Jantungku berhenti berdetak. Aku menghentikan langkah. Sekujur tubuhku terasa lemas. Kudengar suara pelan. Kompres berisi es yang kutempelkan pada dahiku menyelinap melalui jemari tanganku dan jatuh ke lantai. Lelaki itu menoleh.

Seorang laki-laki asing, entah bagaimana caranya, berkeliaran di dalam rumahku. Tanpa suara, ia seolah-olah muncul begitu saja dari udara kosong.

Aku tercekat. Aku ingin berteriak, namun sesuatu yang tak kasat mata seperti menyumbat tenggorokanku. Tubuhku gemetaran. Kuambil satu langkah mundur.

"Kau pintar," katanya, "tidak berteriak. Lagipula, tidak ada yang bisa mendengarmu."

"Siapa kau?" tanyaku. Suaraku bergetar ketakutan. "Apa maumu?"

"Tenang dulu sebentar, Karina." Lelaki yang mengenakan celana jeans dan jaket kulit berwarna hitam itu bergerak maju selangkah.

"DARI MANA KAU TAHU NAMAKU?!" aku berseru. Aku sadar bahwa orang yang menyerangku semalam juga tahu siapa namaku. Setidaknya mereka bukan orang yang sama.

Dia kembali melangkah maju. Dengan tangan kanannya, dia membuat gestur menenangkan. "Kau dan aku perlu bicara. Tolong-"

"Bagaimana kau bisa masuk ke dalam rumahku?"

"Karina-"

"JANGAN MENDEKAT ATAU AKAN KUTELEPON POLISI!" Dengan cepat, kukeluarkan telepon genggamku dari dalam saku celana.

Dia berhenti melangkah.

Betapapun enggannya aku untuk menghubungi polisi, hal ini sudah kelewatan. Biarkan saja polisi ikut campur dalam masalah ini. Aku memencet-mencet layar telepon itu untuk menunjukkan padanya bahwa aku serius. Kuberanikan diri untuk menatap lelaki itu, sebisa mungkin tempak mengancam.
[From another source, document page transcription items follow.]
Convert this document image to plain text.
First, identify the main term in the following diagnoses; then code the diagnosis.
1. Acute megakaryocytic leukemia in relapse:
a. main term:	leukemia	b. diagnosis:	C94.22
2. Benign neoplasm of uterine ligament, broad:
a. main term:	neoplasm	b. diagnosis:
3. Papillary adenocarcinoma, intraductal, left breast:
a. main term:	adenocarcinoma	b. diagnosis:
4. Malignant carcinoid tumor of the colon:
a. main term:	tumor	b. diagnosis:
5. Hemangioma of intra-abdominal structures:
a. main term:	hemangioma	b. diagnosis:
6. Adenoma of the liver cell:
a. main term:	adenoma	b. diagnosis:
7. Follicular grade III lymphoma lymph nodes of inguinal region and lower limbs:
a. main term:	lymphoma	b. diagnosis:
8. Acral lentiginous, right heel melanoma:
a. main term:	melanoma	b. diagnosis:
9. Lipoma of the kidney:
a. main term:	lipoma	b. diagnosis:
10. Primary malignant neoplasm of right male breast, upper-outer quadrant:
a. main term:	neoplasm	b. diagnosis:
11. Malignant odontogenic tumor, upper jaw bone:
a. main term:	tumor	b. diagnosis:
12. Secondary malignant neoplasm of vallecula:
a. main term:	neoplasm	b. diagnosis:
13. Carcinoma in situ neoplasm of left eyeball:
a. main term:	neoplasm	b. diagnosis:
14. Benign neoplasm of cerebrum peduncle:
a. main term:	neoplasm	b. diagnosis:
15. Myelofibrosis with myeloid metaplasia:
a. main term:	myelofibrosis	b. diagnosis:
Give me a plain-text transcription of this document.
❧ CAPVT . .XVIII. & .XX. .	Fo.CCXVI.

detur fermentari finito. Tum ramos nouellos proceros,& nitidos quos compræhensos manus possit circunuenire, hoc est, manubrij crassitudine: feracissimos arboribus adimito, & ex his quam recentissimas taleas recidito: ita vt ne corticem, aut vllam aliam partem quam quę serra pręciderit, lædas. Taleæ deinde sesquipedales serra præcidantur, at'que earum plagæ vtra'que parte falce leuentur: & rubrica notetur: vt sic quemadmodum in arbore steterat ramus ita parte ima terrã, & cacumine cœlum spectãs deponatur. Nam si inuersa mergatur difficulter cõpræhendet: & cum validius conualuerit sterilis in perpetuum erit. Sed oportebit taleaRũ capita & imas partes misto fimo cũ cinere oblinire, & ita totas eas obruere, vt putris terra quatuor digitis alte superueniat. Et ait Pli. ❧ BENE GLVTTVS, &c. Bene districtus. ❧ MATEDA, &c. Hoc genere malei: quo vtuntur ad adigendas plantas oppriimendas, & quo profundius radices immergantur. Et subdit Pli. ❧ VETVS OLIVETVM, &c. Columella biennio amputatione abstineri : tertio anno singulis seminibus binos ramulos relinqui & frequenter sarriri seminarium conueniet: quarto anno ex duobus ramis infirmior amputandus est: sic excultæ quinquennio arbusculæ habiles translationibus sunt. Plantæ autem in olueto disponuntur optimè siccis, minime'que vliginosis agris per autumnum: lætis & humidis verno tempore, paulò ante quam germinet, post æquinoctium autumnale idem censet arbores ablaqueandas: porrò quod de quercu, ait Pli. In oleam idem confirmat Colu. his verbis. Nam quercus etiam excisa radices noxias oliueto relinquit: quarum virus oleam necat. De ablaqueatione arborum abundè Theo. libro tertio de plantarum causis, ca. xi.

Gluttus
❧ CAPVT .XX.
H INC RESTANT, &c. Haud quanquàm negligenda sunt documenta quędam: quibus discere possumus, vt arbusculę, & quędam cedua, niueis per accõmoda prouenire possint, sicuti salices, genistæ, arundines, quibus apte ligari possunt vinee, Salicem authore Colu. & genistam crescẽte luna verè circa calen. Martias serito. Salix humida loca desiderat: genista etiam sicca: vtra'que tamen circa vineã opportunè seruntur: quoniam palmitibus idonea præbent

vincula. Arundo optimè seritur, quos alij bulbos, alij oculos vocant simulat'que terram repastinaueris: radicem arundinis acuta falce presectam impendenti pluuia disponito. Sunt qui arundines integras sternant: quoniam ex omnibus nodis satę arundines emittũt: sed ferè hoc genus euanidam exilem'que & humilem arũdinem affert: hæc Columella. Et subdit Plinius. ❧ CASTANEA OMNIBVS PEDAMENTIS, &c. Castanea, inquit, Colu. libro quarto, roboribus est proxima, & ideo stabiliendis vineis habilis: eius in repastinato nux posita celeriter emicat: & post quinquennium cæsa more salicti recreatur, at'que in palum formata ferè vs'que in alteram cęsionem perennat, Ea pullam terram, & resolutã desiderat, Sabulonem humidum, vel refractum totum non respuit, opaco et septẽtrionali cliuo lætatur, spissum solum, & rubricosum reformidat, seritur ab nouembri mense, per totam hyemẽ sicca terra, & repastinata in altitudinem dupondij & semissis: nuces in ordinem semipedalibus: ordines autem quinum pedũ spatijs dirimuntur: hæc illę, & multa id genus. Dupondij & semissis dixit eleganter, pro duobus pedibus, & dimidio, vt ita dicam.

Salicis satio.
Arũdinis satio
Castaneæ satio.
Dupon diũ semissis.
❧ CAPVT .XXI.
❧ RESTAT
Lelaki itu tersenyum. "Silahkan, telepon saja." Dia berdiri santai dengan jarak lima langkah dariku. "Memangnya kau tahu nomor panggilan cepat kantor polisi? Biar kuberi petunjuk, nomornya bukan nine-one-one."

Aku memasukkan nomor, lalu menelepon. Kudengar nada sambung dari speaker telepon genggamku.

Tiba-tiba kudengar suara dering telepon. Suara yang kedengarannya seperti teredam itu berasal dari suatu tempat di depanku. Lelaki itu mengeluarkan sebuah smartphone dari dalam kantung belakang celana jeans-nya. Dia menunjukkan layarnya padaku. Dipencetnya simbol telepon hijau di layarnya dan dinyalakannya loud speaker, sambil masih menghadapkan telepon genggam itu ke arahku.

"Pak, nomor HP yang Anda beri ke saya sekarang sedang menelepon," kata seorang wanita.

Aku masih mendengar nada sambung dari teleponku.

"Jawab saja," sahut lelaki di depanku.

"Baik, Pak."

Di ujung sana, seseorang mengangkat teleponku. "Selamat pagi, dengan layanan polisi dua puluh empat jam," kata sebuah suara. Suara itu sama persis dengan wanita yang berbicara di telepon lelaki itu. "Ada yang bisa saya bantu?"

Segera, kusentuh simbol telepon berwarna merah di layar dengan jempolku. Kuturunkan smartphone itu dari telingaku.

"Pak, teleponnya diputus," kata suara itu, kali ini dari telepon lelaki itu.

"Ya, benar. Kerja bagus."

"Terima kasih, Pak." Wanita itu menutup teleponnya.

Lelaki di hadapanku memasukkan smartphone-nya kembali ke dalam kantung celana. Sebuah cengiran jahil mengembang di wajahnya.

"Seperti yang sudah kubilang tadi, kau dan aku perlu bicara."